Use an alcohol-based hand sanitizer in between as needed. (Especially if touching money, or credit cards, or door handles).
- Obviously, all should cover their sneezes and coughs, either into their elbow or a tissue.
- Walking outside is fine, but keep a 6-foot radius whenever possible
To make a bleach solution, mix:
- 5 tablespoons (1/3rd cup) bleach per gallon of water
- 4 teaspoons bleach per quart of water
The basics from the CDC:
Addendum, April 8, 2020:
- First and foremost, our practice has to protect our other patients, their families, and in the case of the nursing homes we enter to provide care, all of the patients and staff there. It is essential that we do not contract Covid-19 and spread it.
- Many of our patients have large families who travel from various parts of the country (and other countries) to be with their loved ones on the day of their death. We cannot add to our already busy practice by screening every family member for their risk factors.
- Public health policy has clearly stated that to delay or halt the spread of the virus, strict isolation is imperative. For “essential care” (including us), contact with anyone other than the patient has been highly limited in all settings. While it seems cruel, many patients have died alone in hospitals so as to limit the number of people in that setting. Our practice is certainly not insisting on that, but we are insisting that no more than two family members are present in the home when we attend a death. (If additional family members have been in that house sheltering in place, they do not have to leave but should be, as much as possible, in a different section of the house than the one we are working in.)
- Some families have noted that their house is large and therefore safe. There are two problems with that:
- Our less affluent patients with smaller houses will not have the same privileges as our more affluent patients. We do not want to contribute to such inequities, so we have established a uniform policy independent of house size. We also cannot devote time to evaluate the floor plans of each home to decide how many people it’s safe to have there. (The answer: The fewer the better, always.)

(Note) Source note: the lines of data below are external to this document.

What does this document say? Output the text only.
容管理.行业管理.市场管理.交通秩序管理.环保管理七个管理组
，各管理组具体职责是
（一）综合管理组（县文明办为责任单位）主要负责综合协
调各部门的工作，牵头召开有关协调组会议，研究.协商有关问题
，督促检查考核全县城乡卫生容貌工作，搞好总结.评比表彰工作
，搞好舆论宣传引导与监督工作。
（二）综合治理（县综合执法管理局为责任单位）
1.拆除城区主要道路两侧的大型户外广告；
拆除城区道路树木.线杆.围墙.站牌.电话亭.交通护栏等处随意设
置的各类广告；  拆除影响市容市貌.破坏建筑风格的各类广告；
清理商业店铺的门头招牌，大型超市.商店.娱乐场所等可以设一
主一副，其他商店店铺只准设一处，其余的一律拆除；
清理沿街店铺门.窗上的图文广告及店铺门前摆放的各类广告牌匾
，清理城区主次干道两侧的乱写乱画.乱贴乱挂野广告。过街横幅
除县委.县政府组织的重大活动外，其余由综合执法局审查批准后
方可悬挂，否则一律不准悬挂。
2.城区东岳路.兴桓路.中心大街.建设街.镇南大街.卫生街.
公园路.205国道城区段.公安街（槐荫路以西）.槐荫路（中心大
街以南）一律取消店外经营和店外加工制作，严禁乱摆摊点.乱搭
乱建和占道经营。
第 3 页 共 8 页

- Even in houses with physical space, the chance of surface, droplet and aerosol contamination increases with each person present.

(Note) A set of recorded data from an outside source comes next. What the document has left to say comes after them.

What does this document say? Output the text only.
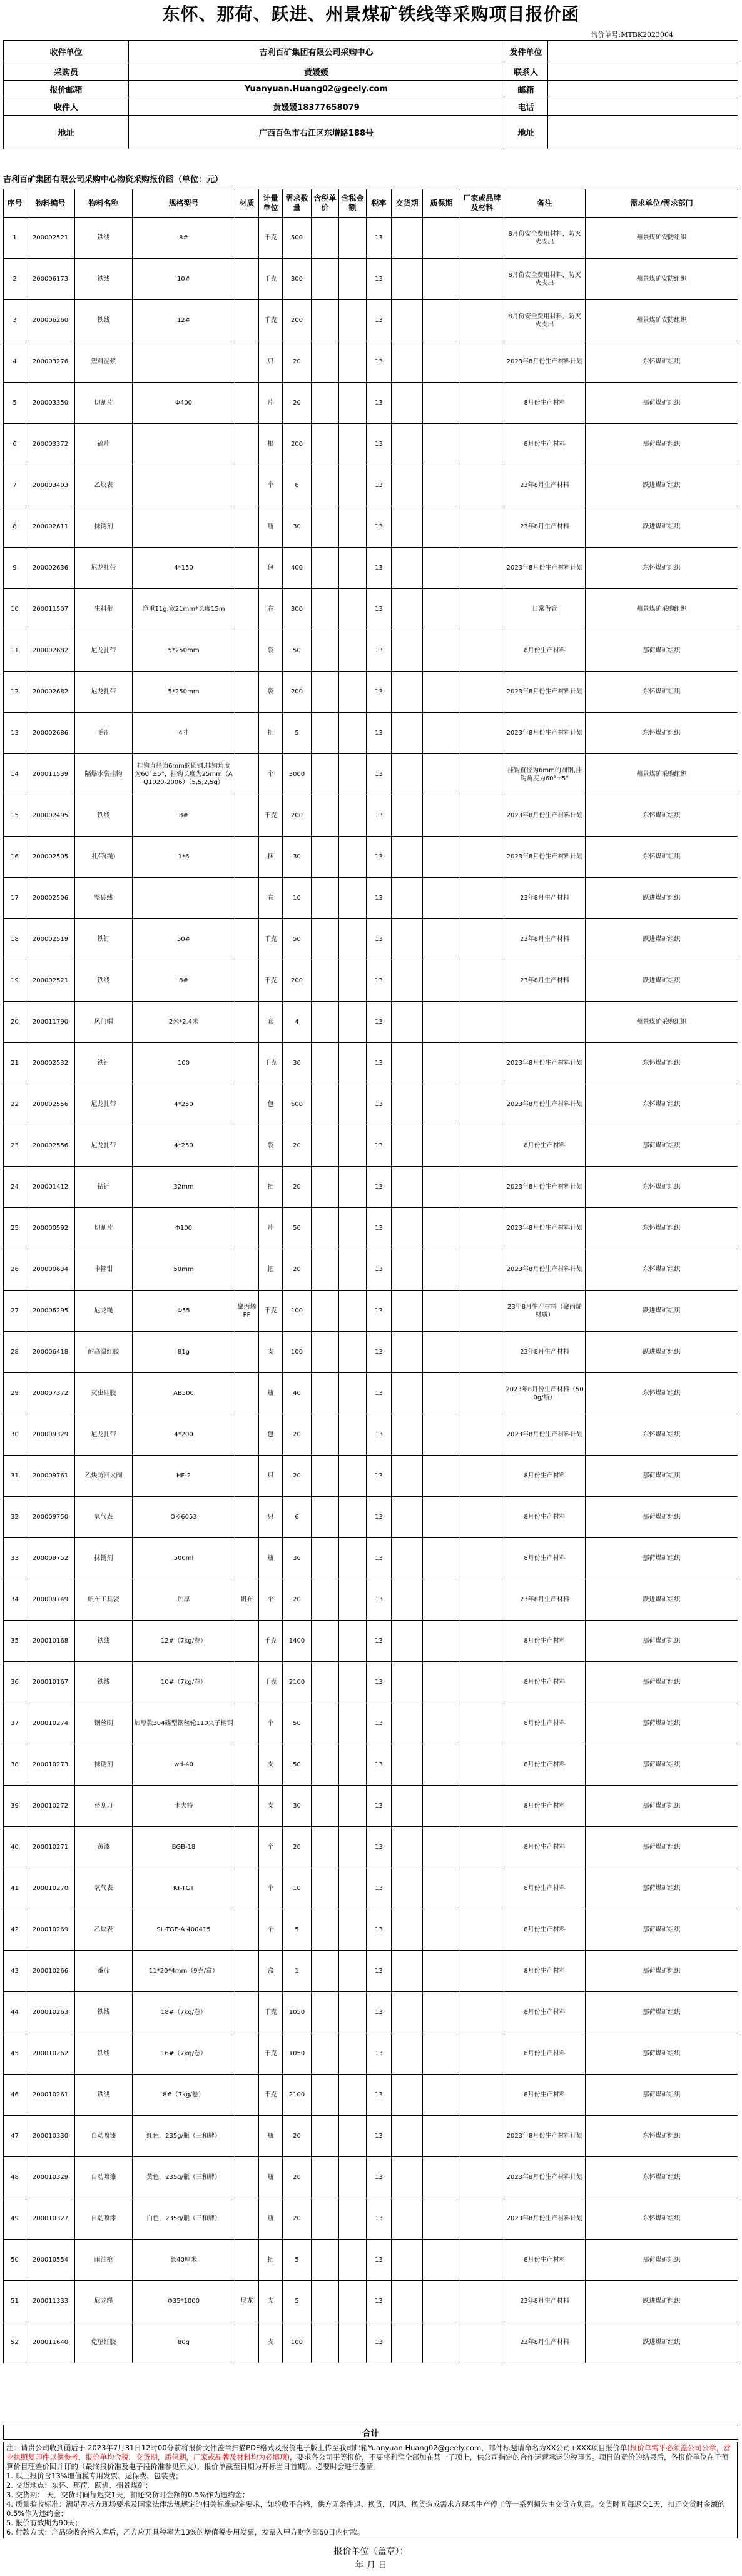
东怀、那荷、跃进、州景煤矿铁线等采购项目报价函
询价单号:MTBK2023004
收件单位	吉利百矿集团有限公司采购中心	发件单位	
采购员	黄媛媛	联系人	
报价邮箱	Yuanyuan.Huang02@geely.com	邮箱	
收件人	黄媛媛18377658079	电话	
地址	广西百色市右江区东增路188号	地址	
吉利百矿集团有限公司采购中心物资采购报价函（单位：元）
序号	物料编号	物料名称	规格型号	材质	计量单位	需求数量	含税单价	含税金额	税率	交货期	质保期	厂家或品牌及材料	备注	需求单位/需求部门
1	200002521	铁线	8#		千克	500			13				8月份安全费用材料，防灭火支出	州景煤矿安防组织
2	200006173	铁线	10#		千克	300			13				8月份安全费用材料，防灭火支出	州景煤矿安防组织
3	200006260	铁线	12#		千克	200			13				8月份安全费用材料，防灭火支出	州景煤矿安防组织
4	200003276	塑料泥浆			只	20			13				2023年8月份生产材料计划	东怀煤矿组织
5	200003350	切割片	Φ400		片	20			13				8月份生产材料	那荷煤矿组织
6	200003372	镐片			根	200			13				8月份生产材料	那荷煤矿组织
7	200003403	乙炔表			个	6			13				23年8月生产材料	跃进煤矿组织
8	200002611	抹锈剂			瓶	30			13				23年8月生产材料	跃进煤矿组织
9	200002636	尼龙扎带	4*150		包	400			13				2023年8月份生产材料计划	东怀煤矿组织
10	200011507	生料带	净重11g,宽21mm*长度15m		卷	300			13				日常借管	州景煤矿采购组织
11	200002682	尼龙扎带	5*250mm		袋	50			13				8月份生产材料	那荷煤矿组织
12	200002682	尼龙扎带	5*250mm		袋	200			13				2023年8月份生产材料计划	东怀煤矿组织
13	200002686	毛刷	4寸		把	5			13				2023年8月份生产材料计划	东怀煤矿组织
14	200011539	隔爆水袋挂钩	挂钩直径为6mm的圆钢,挂钩角度为60°±5°，挂钩长度为25mm（AQ1020-2006）（5,5,2,5g）		个	3000			13				挂钩直径为6mm的圆钢,挂钩角度为60°±5°	州景煤矿采购组织
15	200002495	铁线	8#		千克	200			13				2023年8月份生产材料计划	东怀煤矿组织
16	200002505	扎带(绳)	1*6		捆	30			13				2023年8月份生产材料计划	东怀煤矿组织
17	200002506	整砖线			卷	10			13				23年8月生产材料	跃进煤矿组织
18	200002519	铁钉	50#		千克	50			13				23年8月生产材料	跃进煤矿组织
19	200002521	铁线	8#		千克	200			13				23年8月生产材料	跃进煤矿组织
20	200011790	风门帽	2米*2.4米		套	4			13					州景煤矿采购组织
21	200002532	铁钉	100		千克	30			13				2023年8月份生产材料计划	东怀煤矿组织
22	200002556	尼龙扎带	4*250		包	600			13				2023年8月份生产材料计划	东怀煤矿组织
23	200002556	尼龙扎带	4*250		袋	20			13				8月份生产材料	那荷煤矿组织
24	200001412	钻钎	32mm		把	20			13				2023年8月份生产材料计划	东怀煤矿组织
25	200000592	切割片	Φ100		片	50			13				2023年8月份生产材料计划	东怀煤矿组织
26	200000634	卡箍钳	50mm		把	20			13				2023年8月份生产材料计划	东怀煤矿组织
27	200006295	尼龙绳	Φ55	聚丙烯PP	千克	100			13				23年8月生产材料（聚丙烯材质）	跃进煤矿组织
28	200006418	耐高温红胶	81g		支	100			13				23年8月生产材料	跃进煤矿组织
29	200007372	灭虫硅胶	AB500		瓶	40			13				2023年8月份生产材料（500g/瓶）	东怀煤矿组织
30	200009329	尼龙扎带	4*200		包	20			13				2023年8月份生产材料计划	东怀煤矿组织
31	200009761	乙炔防回火阀	HF-2		只	20			13				8月份生产材料	那荷煤矿组织
32	200009750	氧气表	OK-6053		只	6			13				8月份生产材料	那荷煤矿组织
33	200009752	抹锈剂	500ml		瓶	36			13				8月份生产材料	那荷煤矿组织
34	200009749	帆布工具袋	加厚	帆布	个	20			13				23年8月生产材料	跃进煤矿组织
35	200010168	铁线	12#（7kg/卷）		千克	1400			13				8月份生产材料	那荷煤矿组织
36	200010167	铁线	10#（7kg/卷）		千克	2100			13				8月份生产材料	那荷煤矿组织
37	200010274	钢丝刷	加厚款304碟型钢丝轮110夹子柄钢		个	50			13				8月份生产材料	那荷煤矿组织
38	200010273	抹锈剂	wd-40		支	50			13				8月份生产材料	那荷煤矿组织
39	200010272	苔刮刀	卡夫特		支	30			13				8月份生产材料	那荷煤矿组织
40	200010271	黄漆	BGB-18		个	20			13				8月份生产材料	那荷煤矿组织
41	200010270	氧气表	KT-TGT		个	10			13				8月份生产材料	那荷煤矿组织
42	200010269	乙炔表	SL-TGE-A 400415		个	5			13				8月份生产材料	那荷煤矿组织
43	200010266	番茄	11*20*4mm（9克/盒）		盒	1			13				8月份生产材料	那荷煤矿组织
44	200010263	铁线	18#（7kg/卷）		千克	1050			13				8月份生产材料	那荷煤矿组织
45	200010262	铁线	16#（7kg/卷）		千克	1050			13				8月份生产材料	那荷煤矿组织
46	200010261	铁线	8#（7kg/卷）		千克	2100			13				8月份生产材料	那荷煤矿组织
47	200010330	自动喷漆	红色，235g/瓶（三和牌）		瓶	20			13				2023年8月份生产材料计划	东怀煤矿组织
48	200010329	自动喷漆	黄色，235g/瓶（三和牌）		瓶	20			13				2023年8月份生产材料计划	东怀煤矿组织
49	200010327	自动喷漆	白色，235g/瓶（三和牌）		瓶	20			13				2023年8月份生产材料计划	东怀煤矿组织
50	200010554	雨油枪	长40厘米		把	5			13				8月份生产材料	那荷煤矿组织
51	200011333	尼龙绳	Φ35*1000	尼龙	支	5			13				23年8月生产材料	跃进煤矿组织
52	200011640	免垫红胶	80g		支	100			13				23年8月生产材料	跃进煤矿组织
合计
注：请贵公司收到函后于 2023年7月31日12时00分前将报价文件盖章扫描PDF格式及报价电子版上传至我司邮箱Yuanyuan.Huang02@geely.com，邮件标题请命名为XX公司+XXX项目报价单(报价单需平必须盖公司公章，营业执照复印件以供参考，报价单均含税，交货期，质保期，厂家或品牌及材料均为必填项)，要求各公司平等报价，不要将利润全部加在某一子项上，供公司指定的合作运营承运的税事务。项目的竞价的结果后，各报价单位在千预算价目理差价回并订的（最终报价准及电子报价准参见原文），报价单截至日期为开标当日首期）。必要时会进行澄清。
1. 以上报价含13%增值税专用发票、运保费、包装费；
2. 交货地点：东怀、那荷、跃进、州景煤矿；
3. 交货期： 天，交货时间每迟交1天，扣还交货时金额的0.5%作为违约金；
4. 质量验收标准：满足需求方现场要求及国家法律法规规定的相关标准规定要求，如验收不合格，供方无条件退、换货，因退、换货造成需求方现场生产停工等一系列损失由交货方负责。交货时间每迟交1天，扣还交货时金额的0.5%作为违约金；
5. 报价有效期为90天；
6. 付款方式：产品验收合格入库后，乙方应开具税率为13%的增值税专用发票，发票入甲方财务部60日内付款。
报价单位（盖章）：
年 月 日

- On a more personal note: Lonny Shavelson is 68 years old. He’s had cancer recently, as well as two episodes of pneumonia, resulting in significant scarring of his lungs. Thalia DeWolf has asthma. We are putting ourselves at significant risk by seeing patients in their homes. We hope that all families will be considerate of that and follow the rules we and public health authorities have established.
- The only people in the house when we arrive will be the patient and two family members. (If additional family members have been in that house sheltering in place, they do not have to leave but should be, as much as possible, in a different section of the house than the one we are working in.)
- Any other family members are welcome to say their goodbyes and be present up to a few hours before we arrive. But they must leave the house before we arrive.
- Please wipe down the exposed surfaces we’ll be in contact with before we arrive. This includes the kitchen or bathroom we’ll use to mix medications, and the bedside areas around the patient.
- Family members should wear face coverings or masks when we are present in the house. We will do the same.
- After the patient dies and we leave the home, of course all family members who wish to be together in the house can return at that time. We urge, though, that you consider public health recommendations to limit such gatherings.